From March 2021the EU requires manufacturers of washing machines, dishwashers, refrigerators and televisions to make parts available to professional repairers for 10 years.
Officials are now working to expand this “right to repair” to smartphones, laptops and other small devices.
A Resolution of the European Parliament approved in April this year calls for products to be designed “so that they last longer, can be repaired safely, and their parts can be easily accessed and removed.”
France has also introduced one mandatory “repairability” rating. – from 0 to 10 – on a range of household appliances to inform consumers about how easy it is to find spare parts and fix them if they break.

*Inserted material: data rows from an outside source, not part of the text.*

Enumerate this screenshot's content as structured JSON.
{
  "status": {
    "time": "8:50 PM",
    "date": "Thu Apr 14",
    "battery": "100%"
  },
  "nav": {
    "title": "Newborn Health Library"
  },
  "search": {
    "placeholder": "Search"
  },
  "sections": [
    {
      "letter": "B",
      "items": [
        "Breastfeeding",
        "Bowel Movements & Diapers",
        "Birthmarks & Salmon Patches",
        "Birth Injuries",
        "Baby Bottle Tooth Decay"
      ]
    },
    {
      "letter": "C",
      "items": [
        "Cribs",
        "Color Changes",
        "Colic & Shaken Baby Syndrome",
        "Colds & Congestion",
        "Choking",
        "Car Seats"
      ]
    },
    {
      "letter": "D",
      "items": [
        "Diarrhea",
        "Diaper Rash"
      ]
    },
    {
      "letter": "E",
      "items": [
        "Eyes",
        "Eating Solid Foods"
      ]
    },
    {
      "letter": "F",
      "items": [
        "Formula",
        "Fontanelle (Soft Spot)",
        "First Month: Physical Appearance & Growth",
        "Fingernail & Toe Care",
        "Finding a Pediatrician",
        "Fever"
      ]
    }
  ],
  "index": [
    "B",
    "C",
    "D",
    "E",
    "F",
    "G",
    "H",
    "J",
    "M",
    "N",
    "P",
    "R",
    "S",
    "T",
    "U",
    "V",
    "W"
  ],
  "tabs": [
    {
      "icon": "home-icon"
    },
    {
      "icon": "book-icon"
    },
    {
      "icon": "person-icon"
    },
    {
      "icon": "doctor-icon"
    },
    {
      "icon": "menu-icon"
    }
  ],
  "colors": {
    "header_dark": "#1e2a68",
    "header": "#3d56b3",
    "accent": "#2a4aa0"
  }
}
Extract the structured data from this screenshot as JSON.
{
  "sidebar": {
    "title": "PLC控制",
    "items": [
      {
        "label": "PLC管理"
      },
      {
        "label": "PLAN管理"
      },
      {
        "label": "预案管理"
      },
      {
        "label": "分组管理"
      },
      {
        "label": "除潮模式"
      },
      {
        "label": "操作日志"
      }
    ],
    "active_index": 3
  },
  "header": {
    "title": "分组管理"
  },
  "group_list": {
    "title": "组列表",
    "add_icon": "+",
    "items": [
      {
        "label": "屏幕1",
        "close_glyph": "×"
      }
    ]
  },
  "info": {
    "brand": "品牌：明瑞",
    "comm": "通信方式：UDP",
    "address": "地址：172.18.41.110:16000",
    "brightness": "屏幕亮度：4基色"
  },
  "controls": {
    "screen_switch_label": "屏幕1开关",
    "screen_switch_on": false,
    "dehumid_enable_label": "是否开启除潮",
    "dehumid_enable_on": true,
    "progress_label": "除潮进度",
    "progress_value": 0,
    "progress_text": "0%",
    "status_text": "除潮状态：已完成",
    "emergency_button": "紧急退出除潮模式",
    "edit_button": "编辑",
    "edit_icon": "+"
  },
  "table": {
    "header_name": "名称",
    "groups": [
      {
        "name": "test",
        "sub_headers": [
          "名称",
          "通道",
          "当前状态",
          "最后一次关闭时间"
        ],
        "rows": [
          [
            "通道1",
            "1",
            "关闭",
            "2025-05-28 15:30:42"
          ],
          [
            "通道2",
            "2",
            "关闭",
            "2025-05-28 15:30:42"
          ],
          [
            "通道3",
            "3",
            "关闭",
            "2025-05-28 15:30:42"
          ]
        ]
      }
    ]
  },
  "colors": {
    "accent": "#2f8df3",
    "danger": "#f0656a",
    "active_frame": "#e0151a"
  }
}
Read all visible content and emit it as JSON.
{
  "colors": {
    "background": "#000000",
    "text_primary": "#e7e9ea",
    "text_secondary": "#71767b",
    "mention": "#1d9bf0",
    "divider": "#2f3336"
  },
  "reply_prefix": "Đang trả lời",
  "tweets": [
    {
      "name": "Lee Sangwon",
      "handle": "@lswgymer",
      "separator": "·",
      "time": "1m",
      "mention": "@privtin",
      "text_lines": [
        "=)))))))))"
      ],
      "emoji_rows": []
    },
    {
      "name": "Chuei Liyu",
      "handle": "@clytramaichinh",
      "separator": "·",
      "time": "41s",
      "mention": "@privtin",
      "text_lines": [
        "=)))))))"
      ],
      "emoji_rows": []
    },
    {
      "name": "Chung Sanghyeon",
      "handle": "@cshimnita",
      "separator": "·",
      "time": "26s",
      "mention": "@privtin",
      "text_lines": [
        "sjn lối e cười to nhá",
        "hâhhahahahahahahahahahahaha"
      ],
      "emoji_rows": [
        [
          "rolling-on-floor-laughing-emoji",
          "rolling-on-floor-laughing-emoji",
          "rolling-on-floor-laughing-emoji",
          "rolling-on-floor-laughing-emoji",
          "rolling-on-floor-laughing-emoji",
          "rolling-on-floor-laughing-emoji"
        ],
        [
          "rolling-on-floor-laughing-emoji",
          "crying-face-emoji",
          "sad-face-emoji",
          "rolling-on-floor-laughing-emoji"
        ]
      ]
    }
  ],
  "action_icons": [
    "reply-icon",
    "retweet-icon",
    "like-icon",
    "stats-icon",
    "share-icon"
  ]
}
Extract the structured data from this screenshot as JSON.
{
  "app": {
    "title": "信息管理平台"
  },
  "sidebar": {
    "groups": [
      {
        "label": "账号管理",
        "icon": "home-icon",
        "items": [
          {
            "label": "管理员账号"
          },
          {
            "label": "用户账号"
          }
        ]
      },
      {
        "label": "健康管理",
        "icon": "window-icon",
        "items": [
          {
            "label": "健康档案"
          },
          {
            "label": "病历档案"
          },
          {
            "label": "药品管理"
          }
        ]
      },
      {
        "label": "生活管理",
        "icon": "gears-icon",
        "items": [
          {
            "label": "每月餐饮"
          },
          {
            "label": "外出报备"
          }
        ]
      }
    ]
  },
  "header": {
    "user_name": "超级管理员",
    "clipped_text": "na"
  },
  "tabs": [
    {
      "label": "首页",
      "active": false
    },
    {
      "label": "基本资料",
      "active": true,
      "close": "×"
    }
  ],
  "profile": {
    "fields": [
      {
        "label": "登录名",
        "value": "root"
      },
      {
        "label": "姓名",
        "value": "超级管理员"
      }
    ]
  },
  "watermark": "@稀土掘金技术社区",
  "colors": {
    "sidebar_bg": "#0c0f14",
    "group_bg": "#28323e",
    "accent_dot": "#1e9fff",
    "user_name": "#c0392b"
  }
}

The index already applies to smartphones, laptops, televisions, lawnmowers and washing machines, and will soon be extended to dishwashers, vacuum cleaners and pressure washers.
Earlier this year, in a major blow to Apple, the EU ruled that a only mobile charging port it will be used for mobile phones, tablets and cameras by 2024. The move should finally help many consumers untangle the frustrating tangle of cables that have built up in their drawers.